Читаем Россия в Средней Азии. Завоевания и преобразования полностью

Если наше движение в Азии приводит англичан в такое неистовство, то, значит, оно верно попало в цель, для кого-то опасную, следовательно, непременно полезную нам. Ведь несомненно, что Англия – враг России и нигде не уязвима, кроме как в Азии. Это узда, которой мы всегда можем сдерживать Англию, готовую нам всюду вредить, что уже и показала она в Крымскую кампанию»[200].

Самарканд в конечном счете остался за Россией – хан смирился с утратой священного города, контролирующего к тому же подачу воды в пределы эмирата. Кауфман был награжден орденом Святого Георгия 3-й степени, и в Николаевском инженерном училище, выпускником которого он был, по повелению Императора установили мраморную доску с золотом выполненной надписью «Самарканд, 1868» и его именем.

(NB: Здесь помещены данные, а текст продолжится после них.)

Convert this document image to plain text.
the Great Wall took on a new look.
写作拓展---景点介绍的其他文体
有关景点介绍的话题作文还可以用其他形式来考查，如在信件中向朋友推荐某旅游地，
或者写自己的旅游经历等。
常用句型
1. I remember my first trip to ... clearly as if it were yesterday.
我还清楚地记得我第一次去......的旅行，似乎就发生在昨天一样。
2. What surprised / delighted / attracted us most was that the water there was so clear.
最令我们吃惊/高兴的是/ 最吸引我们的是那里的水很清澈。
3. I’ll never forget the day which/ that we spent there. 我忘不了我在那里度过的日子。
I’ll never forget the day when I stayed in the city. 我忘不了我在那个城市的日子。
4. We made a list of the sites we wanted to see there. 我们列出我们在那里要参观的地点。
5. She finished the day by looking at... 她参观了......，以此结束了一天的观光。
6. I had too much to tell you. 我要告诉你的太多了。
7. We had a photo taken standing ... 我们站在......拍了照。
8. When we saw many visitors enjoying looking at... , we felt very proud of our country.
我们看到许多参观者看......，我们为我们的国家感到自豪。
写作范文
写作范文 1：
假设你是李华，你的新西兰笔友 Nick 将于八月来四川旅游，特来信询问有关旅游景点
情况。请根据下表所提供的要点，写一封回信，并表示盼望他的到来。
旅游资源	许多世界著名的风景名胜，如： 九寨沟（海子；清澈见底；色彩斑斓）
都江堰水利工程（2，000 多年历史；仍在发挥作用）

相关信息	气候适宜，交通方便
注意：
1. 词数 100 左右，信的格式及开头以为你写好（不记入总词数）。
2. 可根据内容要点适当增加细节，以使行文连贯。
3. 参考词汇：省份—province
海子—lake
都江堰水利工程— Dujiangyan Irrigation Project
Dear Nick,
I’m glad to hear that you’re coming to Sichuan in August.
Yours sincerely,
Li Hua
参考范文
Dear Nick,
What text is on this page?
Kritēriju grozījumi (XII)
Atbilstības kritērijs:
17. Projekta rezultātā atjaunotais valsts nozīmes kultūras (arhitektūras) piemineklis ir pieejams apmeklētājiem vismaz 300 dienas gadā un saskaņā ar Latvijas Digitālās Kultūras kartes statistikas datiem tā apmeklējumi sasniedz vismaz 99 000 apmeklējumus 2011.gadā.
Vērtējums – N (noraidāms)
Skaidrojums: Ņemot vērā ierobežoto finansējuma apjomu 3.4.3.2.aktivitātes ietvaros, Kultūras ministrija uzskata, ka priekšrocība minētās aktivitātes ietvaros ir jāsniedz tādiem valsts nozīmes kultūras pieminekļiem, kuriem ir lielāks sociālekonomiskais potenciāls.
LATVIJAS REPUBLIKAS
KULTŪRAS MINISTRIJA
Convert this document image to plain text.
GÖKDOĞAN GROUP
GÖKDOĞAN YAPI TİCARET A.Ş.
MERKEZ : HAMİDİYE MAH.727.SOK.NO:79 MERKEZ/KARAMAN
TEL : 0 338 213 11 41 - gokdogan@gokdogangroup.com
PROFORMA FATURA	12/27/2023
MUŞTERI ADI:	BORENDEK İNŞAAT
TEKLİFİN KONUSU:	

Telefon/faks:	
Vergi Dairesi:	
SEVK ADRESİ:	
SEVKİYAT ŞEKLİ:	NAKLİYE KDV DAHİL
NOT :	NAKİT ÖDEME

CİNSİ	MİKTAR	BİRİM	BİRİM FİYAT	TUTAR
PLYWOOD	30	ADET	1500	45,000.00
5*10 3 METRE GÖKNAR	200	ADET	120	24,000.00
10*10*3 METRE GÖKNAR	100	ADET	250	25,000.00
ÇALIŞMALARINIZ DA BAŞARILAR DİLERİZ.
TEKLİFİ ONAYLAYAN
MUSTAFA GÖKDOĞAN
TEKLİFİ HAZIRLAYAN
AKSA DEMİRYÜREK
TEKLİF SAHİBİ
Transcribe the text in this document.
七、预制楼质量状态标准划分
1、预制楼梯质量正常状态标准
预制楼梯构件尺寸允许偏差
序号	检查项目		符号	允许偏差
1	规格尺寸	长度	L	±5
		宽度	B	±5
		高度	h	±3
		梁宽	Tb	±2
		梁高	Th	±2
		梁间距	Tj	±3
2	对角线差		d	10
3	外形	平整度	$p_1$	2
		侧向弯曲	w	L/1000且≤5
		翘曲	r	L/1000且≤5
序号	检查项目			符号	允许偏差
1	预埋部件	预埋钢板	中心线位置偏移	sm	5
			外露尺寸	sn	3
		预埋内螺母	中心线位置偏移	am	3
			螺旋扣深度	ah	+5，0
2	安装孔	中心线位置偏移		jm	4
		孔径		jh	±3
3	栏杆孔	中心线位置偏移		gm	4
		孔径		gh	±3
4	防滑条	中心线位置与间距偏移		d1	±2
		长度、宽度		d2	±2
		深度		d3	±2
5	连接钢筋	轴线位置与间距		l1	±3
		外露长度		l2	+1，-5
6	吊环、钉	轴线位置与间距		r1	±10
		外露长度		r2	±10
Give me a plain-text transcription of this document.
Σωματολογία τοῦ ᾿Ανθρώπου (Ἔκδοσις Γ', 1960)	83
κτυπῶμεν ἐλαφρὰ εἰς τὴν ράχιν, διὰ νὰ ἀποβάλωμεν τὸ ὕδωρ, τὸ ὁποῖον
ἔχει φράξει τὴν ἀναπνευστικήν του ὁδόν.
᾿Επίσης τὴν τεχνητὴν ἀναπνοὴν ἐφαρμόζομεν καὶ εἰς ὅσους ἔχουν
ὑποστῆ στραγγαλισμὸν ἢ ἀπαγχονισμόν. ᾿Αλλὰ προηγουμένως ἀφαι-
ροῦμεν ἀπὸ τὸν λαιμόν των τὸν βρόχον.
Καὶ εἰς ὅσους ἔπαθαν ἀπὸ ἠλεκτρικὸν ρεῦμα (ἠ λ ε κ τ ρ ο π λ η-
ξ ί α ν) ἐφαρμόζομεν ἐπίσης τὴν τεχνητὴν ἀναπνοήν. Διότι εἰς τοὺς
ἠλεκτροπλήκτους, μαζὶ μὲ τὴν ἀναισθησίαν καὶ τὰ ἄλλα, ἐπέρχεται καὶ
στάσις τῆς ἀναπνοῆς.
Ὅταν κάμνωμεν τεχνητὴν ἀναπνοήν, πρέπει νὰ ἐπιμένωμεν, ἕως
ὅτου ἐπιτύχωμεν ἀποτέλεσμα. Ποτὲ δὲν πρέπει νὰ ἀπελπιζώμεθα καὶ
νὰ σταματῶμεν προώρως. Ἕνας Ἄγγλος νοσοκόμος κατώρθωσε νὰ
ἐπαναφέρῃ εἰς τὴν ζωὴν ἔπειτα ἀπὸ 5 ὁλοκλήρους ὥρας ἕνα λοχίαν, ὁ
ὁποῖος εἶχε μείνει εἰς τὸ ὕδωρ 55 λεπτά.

Взятие Самарканда отразилось в солдатском фольклоре; К.П. Кауфман стал его героем. Туркестанские роты и сотни теперь на марше и на привале распевали совсем новые песни:

Не пыль со степи закрутилась,Глаза путнику застилаючи, —
То войска наши суетилися,В поход себя собираючи.От Кауфмана им приказ пришел:Чтоб в день они поуправились…И наутро отряд по дороге уж шел:
К Самарканду войска понаправлялись.

То была своего рода песенная история самаркандского похода, которая излагалась эпизод за эпизодом. Были и оценочные куплеты:

Мы всегда бухарцев бьем,Им мы ходу не даем.Из себя на вид он ловок,
Да душой – трусишка – робок,Коль идешь к нему на штык,От тебя сейчас он прыг.Его храбрость мы видали —В Самарканде испытали.

Обычного для фольклора преувеличения в этой оценке не было: готовность к паническому бегству с поля боя была неоднократно продемонстрирована бухарским воинством, что, надо полагать, глубоко оскорбило патриотические чувства мирных бухарцев, которые еще несколько лет назад весьма оптимистично оценивали боеспособность своей армии. «Я слышал, – пишет А. Вамбери в своей книге «Путешествие по Средней Азии..», – как погонщики и поселяне, стоя перед чайными лавками, толковали о политике. Бедные люди приходили в восторг, говоря о геройских подвигах своего эмира. Они рассказывали, что он проник из Коканда в Китай и, покорив все под свой скипетр на востоке, хочет также завоевать Иран, Афганистан, Индию и Френгистан (то есть Францию. – Е. Г.), все страны до самого Рима; таким образом, мир поделился между султаном (турецким. – Е. Г.) и эмиром»[201].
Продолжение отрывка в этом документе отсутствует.